As for the example question:
Since we have:
$$f(x,y)=\sqrt{x+3y}$$
we take:
$$\begin{align*}
f_x(x,y)&=\frac{1}{2\sqrt{x+3y}}\\
f_y(x,y)&=\frac{3}{2\sqrt{x+3y}}
\end{align*}$$
which are both continuous - and, of course, well-defined - for every $(x,y)\in\mathbb{R}^2$ such that $x+3y>0$. So, since $(1,2)$ is such a point then abovementioned the theorem gives us that $f$ is differentiable at $(1,2)$.

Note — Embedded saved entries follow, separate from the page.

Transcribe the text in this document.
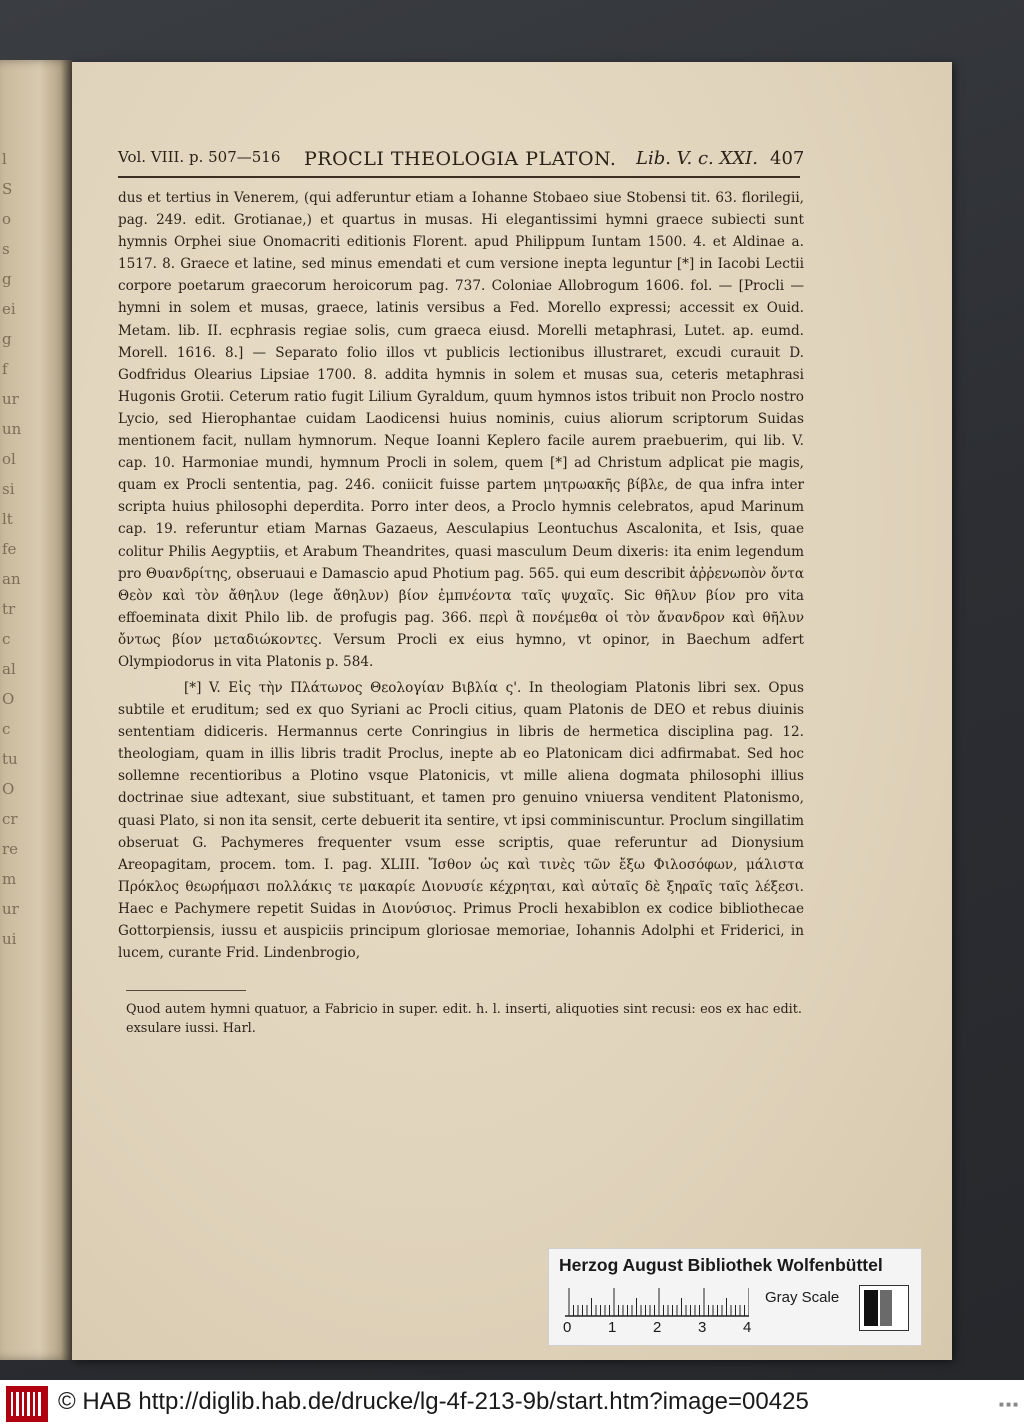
l
S
o
s
g
ei
g
f
ur
un
ol
si
lt
fe
an
tr
c
al
O
c
tu
O
cr
re
m
ur
ui
Vol. VIII. p. 507—516 PROCLI THEOLOGIA PLATON. Lib. V. c. XXI. 407
dus et tertius in Venerem, (qui adferuntur etiam a Iohanne Stobaeo siue Stobensi tit. 63. florilegii, pag. 249. edit. Grotianae,) et quartus in musas. Hi elegantissimi hymni graece subiecti sunt hymnis Orphei siue Onomacriti editionis Florent. apud Philippum Iuntam 1500. 4. et Aldinae a. 1517. 8. Graece et latine, sed minus emendati et cum versione inepta leguntur [*] in Iacobi Lectii corpore poetarum graecorum heroicorum pag. 737. Coloniae Allobrogum 1606. fol. — [Procli — hymni in solem et musas, graece, latinis versibus a Fed. Morello expressi; accessit ex Ouid. Metam. lib. II. ecphrasis regiae solis, cum graeca eiusd. Morelli metaphrasi, Lutet. ap. eumd. Morell. 1616. 8.] — Separato folio illos vt publicis lectionibus illustraret, excudi curauit D. Godfridus Olearius Lipsiae 1700. 8. addita hymnis in solem et musas sua, ceteris metaphrasi Hugonis Grotii. Ceterum ratio fugit Lilium Gyraldum, quum hymnos istos tribuit non Proclo nostro Lycio, sed Hierophantae cuidam Laodicensi huius nominis, cuius aliorum scriptorum Suidas mentionem facit, nullam hymnorum. Neque Ioanni Keplero facile aurem praebuerim, qui lib. V. cap. 10. Harmoniae mundi, hymnum Procli in solem, quem [*] ad Christum adplicat pie magis, quam ex Procli sententia, pag. 246. coniicit fuisse partem μητρωακῆς βίβλε, de qua infra inter scripta huius philosophi deperdita. Porro inter deos, a Proclo hymnis celebratos, apud Marinum cap. 19. referuntur etiam Marnas Gazaeus, Aesculapius Leontuchus Ascalonita, et Isis, quae colitur Philis Aegyptiis, et Arabum Theandrites, quasi masculum Deum dixeris: ita enim legendum pro Θυανδρίτης, obseruaui e Damascio apud Photium pag. 565. qui eum describit ἀῤῥενωπὸν ὄντα Θεὸν καὶ τὸν ἄθηλυν (lege ἄθηλυν) βίον ἐμπνέοντα ταῖς ψυχαῖς. Sic θῆλυν βίον pro vita effoeminata dixit Philo lib. de profugis pag. 366. περὶ ἃ πονέμεθα οἱ τὸν ἄνανδρον καὶ θῆλυν ὄντως βίον μεταδιώκοντες. Versum Procli ex eius hymno, vt opinor, in Baechum adfert Olympiodorus in vita Platonis p. 584.
[*] V. Εἰς τὴν Πλάτωνος Θεολογίαν Βιβλία ς'. In theologiam Platonis libri sex. Opus subtile et eruditum; sed ex quo Syriani ac Procli citius, quam Platonis de DEO et rebus diuinis sententiam didiceris. Hermannus certe Conringius in libris de hermetica disciplina pag. 12. theologiam, quam in illis libris tradit Proclus, inepte ab eo Platonicam dici adfirmabat. Sed hoc sollemne recentioribus a Plotino vsque Platonicis, vt mille aliena dogmata philosophi illius doctrinae siue adtexant, siue substituant, et tamen pro genuino vniuersa venditent Platonismo, quasi Plato, si non ita sensit, certe debuerit ita sentire, vt ipsi comminiscuntur. Proclum singillatim obseruat G. Pachymeres frequenter vsum esse scriptis, quae referuntur ad Dionysium Areopagitam, procem. tom. I. pag. XLIII. Ἴσθον ὡς καὶ τινὲς τῶν ἔξω Φιλοσόφων, μάλιστα Πρόκλος θεωρήμασι πολλάκις τε μακαρίε Διονυσίε κέχρηται, καὶ αὐταῖς δὲ ξηραῖς ταῖς λέξεσι. Haec e Pachymere repetit Suidas in Διονύσιος. Primus Procli hexabiblon ex codice bibliothecae Gottorpiensis, iussu et auspiciis principum gloriosae memoriae, Iohannis Adolphi et Friderici, in lucem, curante Frid. Lindenbrogio,
Quod autem hymni quatuor, a Fabricio in super. edit. h. l. inserti, aliquoties sint recusi: eos ex hac edit. exsulare iussi. Harl.
Herzog August Bibliothek Wolfenbüttel
Gray Scale
0 1 2 3 4
© HAB http://diglib.hab.de/drucke/lg-4f-213-9b/start.htm?image=00425	■ ■ ■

As for your comment about the existence of partial derivatives in an area around $(a,b)$:
Consider the following function $f:\mathbb{R}^2\to\mathbb{R}$:
$$f(x,y)=\left\{\begin{array}{ll}
y\left|x^2\sin\frac{1}{x}\right| & x\neq0\\
0 & x=0
\end{array}\right.$$
Also, let
$$A:=\left\{(x,y)\in\mathbb{R}^2\left| x\neq\frac{1}{2k\pi},\ k\in\mathbb{Z}\right.\right\}$$
It is clear that for $(x,y)\in A$, $f_x(x,y)$ does not exist, however, it does exist in $(0,y)$, for every $y\in\mathbb{R}$. Indeed,
$$\begin{align*}
\lim_{x\to0}\frac{f(x,y)-f(0,y)}{x-0}&=\lim_{x\to0}\frac{y\left|x^2\sin\frac{1}{x}\right|}{x}=\\
&=y\lim_{x\to0}\frac{\left|x^2\sin\frac{1}{x}\right|}{x}=\\
&=y\cdot0=\\
&=0
\end{align*}$$
since
$$\left|\frac{\left|x^2\sin\frac{1}{x}\right|}{x}\right|\leq\left|x\right|\Leftrightarrow-|x|\leq\frac{\left|x^2\sin\frac{1}{x}\right|}{x}\leq|x|$$
So, $f_x(0,y)=0$, for every $y\in\mathbb{R}$ but $f_x$ does not exist in any are around $(0,y)$ since it does not exist in $A$ and all points $(0,y)$ are accumulation points of $A$.
Edit:
You can now take $$g(x,y)=f(x,y)+f(y,x)$$
and have the same result for both $g_x$ and $g_y$.